The Yuanpei Program in Peking University: A Case Study of Curriculum Innovation by Wanying Wang
English | ISBN: 3642375146, 3642438032 | 2013 | PDF | 179 pages | 0,7 MB
English | ISBN: 3642375146, 3642438032 | 2013 | PDF | 179 pages | 0,7 MB
The Yuanpei program is an institution wide curriculum innovation, modeling on the core curriculum in Harvard which is committed to carrying out general education. This research investigated the major conflicts that arose in the process of initiation and implementation of the Yuanpei program, how these conflicts evolved during the process, and what were the sources of these conflicts.
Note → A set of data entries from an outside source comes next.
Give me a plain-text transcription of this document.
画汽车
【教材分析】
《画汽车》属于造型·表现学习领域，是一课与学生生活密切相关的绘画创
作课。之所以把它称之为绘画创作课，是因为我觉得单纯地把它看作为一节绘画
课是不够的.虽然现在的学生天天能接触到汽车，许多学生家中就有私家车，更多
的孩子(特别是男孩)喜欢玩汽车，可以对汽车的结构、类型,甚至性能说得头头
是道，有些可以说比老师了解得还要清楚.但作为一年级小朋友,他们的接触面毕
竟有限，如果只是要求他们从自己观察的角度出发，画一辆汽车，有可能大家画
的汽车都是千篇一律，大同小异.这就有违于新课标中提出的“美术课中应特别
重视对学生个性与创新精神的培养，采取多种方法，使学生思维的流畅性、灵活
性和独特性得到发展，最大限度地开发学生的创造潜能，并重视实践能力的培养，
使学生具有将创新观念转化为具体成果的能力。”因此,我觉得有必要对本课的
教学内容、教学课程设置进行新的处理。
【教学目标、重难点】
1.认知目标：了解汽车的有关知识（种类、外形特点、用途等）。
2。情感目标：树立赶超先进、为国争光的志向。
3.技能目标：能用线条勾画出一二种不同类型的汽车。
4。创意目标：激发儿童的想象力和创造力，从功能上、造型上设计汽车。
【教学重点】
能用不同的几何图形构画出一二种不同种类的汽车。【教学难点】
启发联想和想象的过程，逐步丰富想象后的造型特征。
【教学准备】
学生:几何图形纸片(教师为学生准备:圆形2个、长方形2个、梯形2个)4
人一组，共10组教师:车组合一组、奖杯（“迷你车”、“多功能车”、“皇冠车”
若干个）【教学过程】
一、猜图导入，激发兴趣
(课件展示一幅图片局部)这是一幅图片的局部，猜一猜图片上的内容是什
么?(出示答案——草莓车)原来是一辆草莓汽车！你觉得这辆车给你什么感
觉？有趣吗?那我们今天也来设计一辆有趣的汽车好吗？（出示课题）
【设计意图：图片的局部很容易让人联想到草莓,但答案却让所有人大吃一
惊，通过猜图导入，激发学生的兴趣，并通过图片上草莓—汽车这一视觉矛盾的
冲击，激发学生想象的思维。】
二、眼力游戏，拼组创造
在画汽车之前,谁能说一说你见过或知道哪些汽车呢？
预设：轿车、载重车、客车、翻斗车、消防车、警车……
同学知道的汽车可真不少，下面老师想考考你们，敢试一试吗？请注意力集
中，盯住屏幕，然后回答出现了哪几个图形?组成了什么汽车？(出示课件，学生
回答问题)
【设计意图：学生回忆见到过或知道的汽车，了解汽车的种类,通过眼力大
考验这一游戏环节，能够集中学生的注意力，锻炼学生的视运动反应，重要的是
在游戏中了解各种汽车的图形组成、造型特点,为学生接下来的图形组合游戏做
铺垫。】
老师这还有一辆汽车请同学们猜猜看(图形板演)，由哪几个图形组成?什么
The conflict model, primarily derived from conflict theory, was adopted to interpret and analyze the process of curriculum innovation in this context. The study employed a qualitative case study approach. Data were collected primarily through interviews, observations and document analysis. The administrators, teachers and students were interviewed to gain insight into major conflicts arose, their processes and sources in process of the curriculum innovation. The researcher primarily observed program practices and operations, including program setting, the human, social environment (how participants interact and communicate), and program activities and participant behaviors. The researcher distinguished between conceptual conflicts and practical conflict in light of the different stages in which conflicts emerged. The researcher mainly identified three conceptual conflicts that represent the focus of debates: first, the two opposing opinions on how to balance between general education and specialized education; second, potential incongruence in the idea of the Yuanpei program; third, conflict between the changing need of society and traditional system of training.
The researcher summarized four categories of practical conflicts in light of various issues: free-course selection, free-major selection, faculty advisor as well as general education elective courses, in each of which sub-themes were identified and analyzed. The researcher described how both conceptual and practical conflicts evolved. Each major conceptual conflict seems to go through similar stages based on the data, involving issue, confrontation and integration of claims of both sides. For practical conflicts, factors contributing to the escalation and de-escalation, moderation of conflicts were found by the researcher. The research identified different roles, incompatible values, contested resources and structural constraints as the main sources of conflict. Any conflict may involve more than one category or may be mainly due to one category. As such, the study is exploratory and contributes to the scholarship on educational change through its analysis of the curriculum innovation for general education in Peking University.